To find the new capacitance of the capacitor after inserting a dielectric slab, we can follow these steps: ### Step 1: Understand the Configuration The original capacitor has a capacitance \( C_0 = 20 \, \mu F \) and a distance between the plates \( d = 2 \, mm \).

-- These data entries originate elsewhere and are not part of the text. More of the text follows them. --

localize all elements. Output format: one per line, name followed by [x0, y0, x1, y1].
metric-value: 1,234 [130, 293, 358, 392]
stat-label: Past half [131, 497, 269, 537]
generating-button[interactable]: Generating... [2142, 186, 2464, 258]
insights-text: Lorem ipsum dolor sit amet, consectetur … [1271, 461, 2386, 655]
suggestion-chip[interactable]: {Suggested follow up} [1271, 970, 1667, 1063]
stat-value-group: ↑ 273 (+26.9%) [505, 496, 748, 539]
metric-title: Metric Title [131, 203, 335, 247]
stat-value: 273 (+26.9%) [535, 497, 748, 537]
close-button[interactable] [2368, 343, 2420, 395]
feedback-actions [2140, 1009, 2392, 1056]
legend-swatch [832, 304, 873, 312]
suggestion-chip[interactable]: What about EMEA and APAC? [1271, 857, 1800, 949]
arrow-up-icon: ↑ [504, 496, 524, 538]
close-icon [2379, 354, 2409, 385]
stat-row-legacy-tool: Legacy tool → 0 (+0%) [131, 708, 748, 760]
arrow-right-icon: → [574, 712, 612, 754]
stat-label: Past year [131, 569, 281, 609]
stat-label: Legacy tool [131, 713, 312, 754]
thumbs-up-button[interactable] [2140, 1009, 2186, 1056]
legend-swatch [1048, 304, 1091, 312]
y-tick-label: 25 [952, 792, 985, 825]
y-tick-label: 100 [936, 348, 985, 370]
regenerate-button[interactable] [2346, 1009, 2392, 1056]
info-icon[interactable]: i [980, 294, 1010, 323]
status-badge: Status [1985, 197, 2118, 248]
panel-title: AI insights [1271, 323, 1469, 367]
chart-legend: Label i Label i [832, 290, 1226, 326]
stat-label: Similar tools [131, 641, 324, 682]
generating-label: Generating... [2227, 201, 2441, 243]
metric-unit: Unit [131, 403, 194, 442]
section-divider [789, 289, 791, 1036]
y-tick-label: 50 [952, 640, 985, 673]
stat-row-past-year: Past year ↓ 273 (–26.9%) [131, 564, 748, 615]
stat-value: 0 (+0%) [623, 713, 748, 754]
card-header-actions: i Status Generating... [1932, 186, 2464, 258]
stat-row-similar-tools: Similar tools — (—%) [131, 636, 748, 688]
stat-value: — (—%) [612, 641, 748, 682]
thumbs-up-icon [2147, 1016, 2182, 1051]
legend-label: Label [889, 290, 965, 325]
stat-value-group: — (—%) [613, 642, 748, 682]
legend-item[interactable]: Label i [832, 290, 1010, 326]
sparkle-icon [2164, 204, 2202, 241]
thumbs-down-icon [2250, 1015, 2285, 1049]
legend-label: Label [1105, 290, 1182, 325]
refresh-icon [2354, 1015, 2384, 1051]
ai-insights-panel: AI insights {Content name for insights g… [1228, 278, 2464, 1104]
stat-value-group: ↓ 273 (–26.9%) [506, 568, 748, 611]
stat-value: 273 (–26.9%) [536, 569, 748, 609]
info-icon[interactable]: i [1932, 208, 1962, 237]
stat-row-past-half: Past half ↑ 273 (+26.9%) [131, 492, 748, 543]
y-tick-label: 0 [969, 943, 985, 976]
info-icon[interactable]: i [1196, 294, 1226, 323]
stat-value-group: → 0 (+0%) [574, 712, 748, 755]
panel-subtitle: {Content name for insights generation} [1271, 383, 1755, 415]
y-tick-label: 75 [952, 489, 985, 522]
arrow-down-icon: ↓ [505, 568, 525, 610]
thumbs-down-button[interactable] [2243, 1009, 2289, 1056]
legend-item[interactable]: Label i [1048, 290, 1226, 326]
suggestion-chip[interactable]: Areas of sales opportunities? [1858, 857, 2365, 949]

A dielectric slab of width \( d_1 = 1 \, mm \) and dielectric constant \( K = 12 \) is inserted between the plates. ### Step 2: Calculate the Capacitance of Each Section When the dielectric slab is inserted, the capacitor can be viewed as two capacitors in series: 1. Capacitor 1 (with the dielectric slab): - Width = \( d_1 = 1 \, mm \) - Capacitance \( C_1 = \frac{K \cdot \epsilon_0 \cdot A}{d_1} \) 2. Capacitor 2 (without the dielectric slab): - Width = \( d_2 = d - d_1 = 2 \, mm - 1 \, mm = 1 \, mm \) - Capacitance \( C_2 = \frac{\epsilon_0 \cdot A}{d_2} \) ### Step 3: Find the Area \( A \) The capacitance formula is given by: \[ C = \frac{\epsilon_0 \cdot A}{d} \] From the original capacitance: \[ C_0 = \frac{\epsilon_0 \cdot A}{d} \] Substituting the known values: \[ 20 \times 10^{-6} = \frac{\epsilon_0 \cdot A}{2 \times 10^{-3}} \] From this, we can find \( \epsilon_0 \cdot A \): \[ \epsilon_0 \cdot A = 20 \times 10^{-6} \times 2 \times 10^{-3} = 40 \times 10^{-9} \, F \cdot m \] ### Step 4: Calculate \( C_1 \) and \( C_2 \) Now we can calculate \( C_1 \) and \( C_2 \): 1. For \( C_1 \): \[ C_1 = \frac{K \cdot \epsilon_0 \cdot A}{d_1} = \frac{12 \cdot (40 \times 10^{-9})}{1 \times 10^{-3}} = 480 \times 10^{-6} \, F = 480 \, \mu F \] 2. For \( C_2 \): \[ C_2 = \frac{\epsilon_0 \cdot A}{d_2} = \frac{40 \times 10^{-9}}{1 \times 10^{-3}} = 40 \times 10^{-6} \, F = 40 \, \mu F \] ### Step 5: Calculate the Total Capacitance Since \( C_1 \) and \( C_2 \) are in series, the total capacitance \( C \) can be calculated using: \[ \frac{1}{C} = \frac{1}{C_1} + \frac{1}{C_2} \] Substituting the values: \[ \frac{1}{C} = \frac{1}{480 \times 10^{-6}} + \frac{1}{40 \times 10^{-6}} \] Calculating: \[ \frac{1}{C} = \frac{1}{480} + \frac{1}{40} \] Finding a common denominator (480): \[ \frac{1}{C} = \frac{1}{480} + \frac{12}{480} = \frac{13}{480} \] Thus, \[ C = \frac{480}{13} \approx 36.92 \, \mu F \] ### Final Answer The new capacitance after inserting the dielectric slab is approximately \( 36.92 \, \mu F \). ---